The whole situation divided the Ukrainian Jewish community as well as experts into two camps: supporters of the BYHMC project and its opponents. Both camps agree that Ukraine, where 1.5 million Jews were killed during the Holocaust, needs a Holocaust Memorial. Babyn Yar as one of the main sites of Eastern Europe’s Jewish tragedy seems to be the most suitable place for such memorial. The main debate is about what kind of memorial Ukraine and the world need and where it should be built.

The opponents of BYHMC point out at least three reasons against this project. The first one is theological. Jewish traditions prohibit any construction on the territory of a cemetery. The second problem is a political and ethical one. The untransparent private funds as well as close ties of the Russian oligarch funders to the Kremlin cause a great concern among the broad public. Furthermore, do we really need a Holocaust Disneyland or the Westworld amusement park from the eponymous series where visitors would get thrills from reliving the experience of the members of the SS Einsatzgruppen?

And the third problem is primarily connected with the previous one.
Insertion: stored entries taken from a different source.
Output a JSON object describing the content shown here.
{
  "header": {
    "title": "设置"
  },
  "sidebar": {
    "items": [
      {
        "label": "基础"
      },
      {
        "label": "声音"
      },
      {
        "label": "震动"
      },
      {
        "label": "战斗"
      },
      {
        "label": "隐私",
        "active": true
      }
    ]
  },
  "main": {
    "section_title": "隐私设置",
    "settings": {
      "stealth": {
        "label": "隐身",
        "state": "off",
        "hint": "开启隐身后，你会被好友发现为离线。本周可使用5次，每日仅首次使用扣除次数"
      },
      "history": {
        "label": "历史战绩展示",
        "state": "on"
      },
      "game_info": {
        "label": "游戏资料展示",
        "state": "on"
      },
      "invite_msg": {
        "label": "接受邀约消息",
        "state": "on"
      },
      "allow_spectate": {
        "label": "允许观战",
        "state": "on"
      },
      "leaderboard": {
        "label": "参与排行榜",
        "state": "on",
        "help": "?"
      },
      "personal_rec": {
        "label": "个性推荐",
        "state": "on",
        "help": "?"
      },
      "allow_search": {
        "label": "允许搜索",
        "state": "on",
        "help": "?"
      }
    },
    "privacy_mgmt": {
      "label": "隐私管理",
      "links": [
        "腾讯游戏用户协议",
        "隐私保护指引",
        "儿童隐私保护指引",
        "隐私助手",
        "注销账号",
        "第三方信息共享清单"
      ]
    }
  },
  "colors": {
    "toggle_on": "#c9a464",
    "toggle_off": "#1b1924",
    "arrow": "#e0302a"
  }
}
The substantial Russian presence in BYHMC project is an avid example of a colonial approach where Ukraine is treated like an object denied the right to its own vision of history by the former empire with tacit support of the international community.

On 6 February 2019, the opponents of BYHMC project presented the national concept of Babyn Yar memorialization prepared by the working team of experts from the Institute of History of Ukraine at the National Academy of Sciences of Ukraine.

The team of the Institute of History of Ukraine is completely opposed to the idea of any new construction on the territory of Babyn Yar as well as to the idea to single out the so-called “Holocaust of Bullets” from the generic history of the Holocaust in Europe. They believe that such artificial division is a step back into the post-Soviet symbolic space and the realm of the “Russian world” project. The future museum should present the Ukrainian as well as European contexts of the Holocaust and be inclusive in representing the narratives of all the victim groups of Babyn Yar (Jews, Soviet POWs, Roma, Ukrainian nationalists, patients of Pavlov’s mental hospital and others). As a result, they insisted that Ukraine actually needs two separate museums, the Holocaust Memorial and the Babyn Yar Museum.

In 2020, 800 Ukrainian intellectuals signed a petition expressing their concern and asking President Volodymyr Zelensky to step in and support the national project while 300 Jewish Ukrainians addressed the broad public with their criticism of the current BYHMC project. The BYHMC responded that the leaked concept was preliminary and published an official version in early 2021. It incorporated elements of the national project but left in place all the controversies.

On 29 September 2020, despite this vocal criticism, the Ukrainian government and BYHMC signed a memorandum of understanding and cooperation. It is expected that the building of BYHMC starts this year. But without a public consensus and clear vision of the concept of the future memorial there is a real concern that the tragedy of Babyn Yar can be instrumentalized to divide and polarize Ukrainian society.